The Dallas Morning News reported that the Innocence Project of New York is selling T-shirts as a fundraising effort for their New York organization. The T-Shirt (pictured above) lists the names of three Dallas County exonerated individuals, including James Giles, Patrick Waller and Charles Chatman. There are multiple independent innocence project organizations across the country, each with its own structure and funding source, however they all share the same primary mission- to facilitate the exoneration of wrongfully convicted persons by providing legal research and representation and DNA testing, all of which carry an extremely high price tag.

These innocence organizations work directly with inmates and when possible, with county conviction integrity units. Dallas County is one of the few city’s to have a Conviction Integrity Unit within the prosecutors office, actually the first of its kind. The focus of the unit is to select and review cases where the convicted is claiming actual innocence and grant an agreement for relief in such cases of innocence. Russell Wilson served as the supervisor of the Dallas County Conviction Integrity Unit from 2011-2014, during which time he oversaw the successful exonerations of 13 men.

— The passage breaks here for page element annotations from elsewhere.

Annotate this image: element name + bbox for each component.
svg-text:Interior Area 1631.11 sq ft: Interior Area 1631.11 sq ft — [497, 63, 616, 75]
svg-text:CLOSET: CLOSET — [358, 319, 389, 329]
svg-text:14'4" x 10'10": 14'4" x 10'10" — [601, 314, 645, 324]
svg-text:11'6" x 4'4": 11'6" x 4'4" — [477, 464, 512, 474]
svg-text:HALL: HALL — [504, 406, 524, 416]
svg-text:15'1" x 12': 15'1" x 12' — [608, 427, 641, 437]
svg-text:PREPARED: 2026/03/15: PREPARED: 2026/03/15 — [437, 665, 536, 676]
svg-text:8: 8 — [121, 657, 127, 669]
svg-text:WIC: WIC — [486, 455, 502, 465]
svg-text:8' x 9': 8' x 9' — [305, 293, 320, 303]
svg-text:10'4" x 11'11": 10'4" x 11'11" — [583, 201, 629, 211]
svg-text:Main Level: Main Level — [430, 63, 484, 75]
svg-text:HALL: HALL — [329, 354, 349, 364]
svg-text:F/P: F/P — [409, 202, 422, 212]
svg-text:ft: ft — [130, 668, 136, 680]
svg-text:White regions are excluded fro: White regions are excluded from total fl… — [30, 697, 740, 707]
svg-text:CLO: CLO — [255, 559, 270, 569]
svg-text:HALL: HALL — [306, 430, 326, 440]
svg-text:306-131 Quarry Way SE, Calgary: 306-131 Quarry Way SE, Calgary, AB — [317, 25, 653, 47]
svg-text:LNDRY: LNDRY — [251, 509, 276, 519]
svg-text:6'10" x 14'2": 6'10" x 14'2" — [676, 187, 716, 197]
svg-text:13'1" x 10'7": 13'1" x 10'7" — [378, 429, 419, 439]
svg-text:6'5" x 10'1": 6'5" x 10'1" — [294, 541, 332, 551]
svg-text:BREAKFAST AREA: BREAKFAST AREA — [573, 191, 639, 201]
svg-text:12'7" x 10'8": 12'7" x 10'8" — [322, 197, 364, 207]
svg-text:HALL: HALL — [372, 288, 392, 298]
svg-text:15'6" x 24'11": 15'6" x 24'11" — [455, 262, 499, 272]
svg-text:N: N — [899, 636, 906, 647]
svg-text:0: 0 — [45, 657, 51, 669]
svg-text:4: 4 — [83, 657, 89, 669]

Over the summer, Wilson presented a selection of his paper at the State Bar of Texas’s Advanced Criminal Law Seminar in San Antonio, TX on the subject of Conviction Integrity. He highlighted the history of conviction integrity units across the country, the standards and procedures used by units to select and evaluate cases, the legal standard for actual innocence as well as the impact units can have when choosing to decline or accept a case. The public rightfully applauds when an innocent man goes free, however, Wilson also addressed the flipside of exonerations, drawing attention to the victims’ anguish. Victims place a tremendous amount of confidence in the result of the legal proceedings, and thus an exoneration means the real perpetrator has not been caught or punished. Wilson emphasized that the “circle of justice” must be closed by vigorously pursuing actual perpetrators where possible, as the prosecutor’s duty is to see that justice is done. Lastly, he shared his thoughts on the main purpose of conviction integrity units, stating “…the units assist in restoring credibility in a criminal justice system that historically lags in advancement and improvement of the quality of justice that our citizens deserve,”- urging his colleagues to integrate these lessons into their approach to criminal justice.

Although back in private practice, Wilson continues to play a vital role in the wrongful conviction crusade through consulting on cases and lecturing on the matter. Wilson also serves on the board of the Innocence Project of Texas.

On September 25, Wilson will speak at the Northern California Innocence Project’s symposium- In the Interest of Justice: Conviction Review Programs.